In fact, the main purpose of AOF is data reliability and high availability, in Redis there is another way to achieve the goal: Replication. Because of the high performance of Redis, there is no delay in replication. This achieves the prevention of a single point of failure and the implementation of high availability. Summary

In order to successfully use a product, we need to understand its characteristics in depth. Redis performance is outstanding, if can skilled control, to domestic many large-scale application has the very big help. I hope more of our peers will join Redis in the use and code research. Reference Documents On designing and Deploying Internet-scale Service (PDF) Facebook's New real-time messaging system:hbase to Store 135+ Bill Ion Messages A Month What ' s wrong with 1975 programming Linux Epoll are now supported (Google Groups) CAS and why I don ' t W Ant to add it to Redis (Google Groups) plans for Virtual Memory (Google Groups) full of keys (Salvatore Antirez Sanfilippo)

-eof-

Related Article

Contact Us

The content source of this page is from Internet, which doesn't represent Alibaba Cloud's opinion; products and services mentioned on that page don't have any relationship with Alibaba Cloud. If the content of the page makes you feel confusing, please write us an email, we will handle the problem within 5 days after receiving your email.

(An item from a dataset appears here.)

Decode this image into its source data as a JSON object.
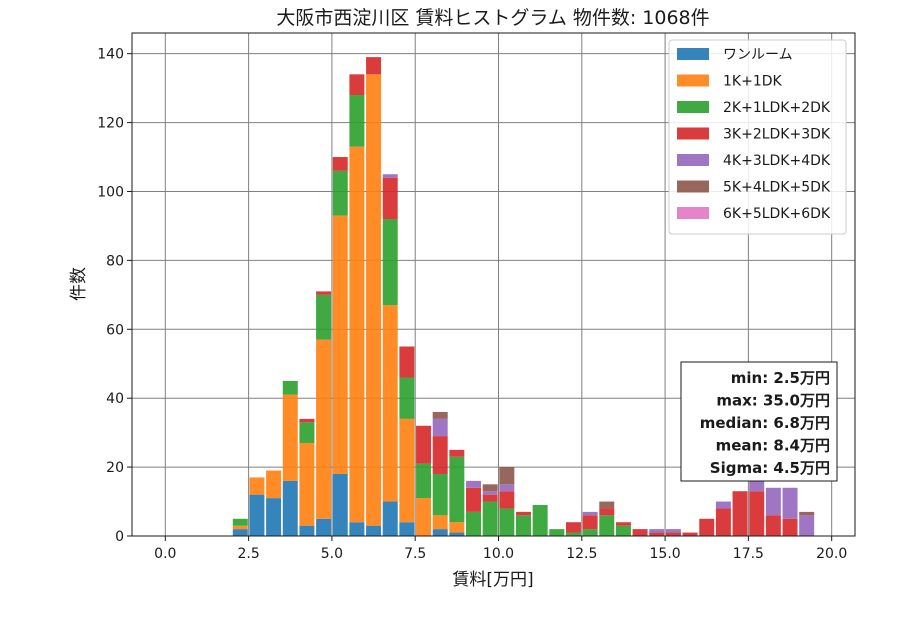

If you find any instances of plagiarism from the community, please send an email to: info-contact@alibabacloud.com and provide relevant evidence. A staff member will contact you within 5 working days.

A Free Trial That Lets You Build Big!

Start building with 50+ products and up to 12 months usage for Elastic Compute Service

  • Sales Support

    1 on 1 presale consultation

  • After-Sales Support

    24/7 Technical Support 6 Free Tickets per Quarter Faster Response

  • Alibaba Cloud offers highly flexible support services tailored to meet your exact needs.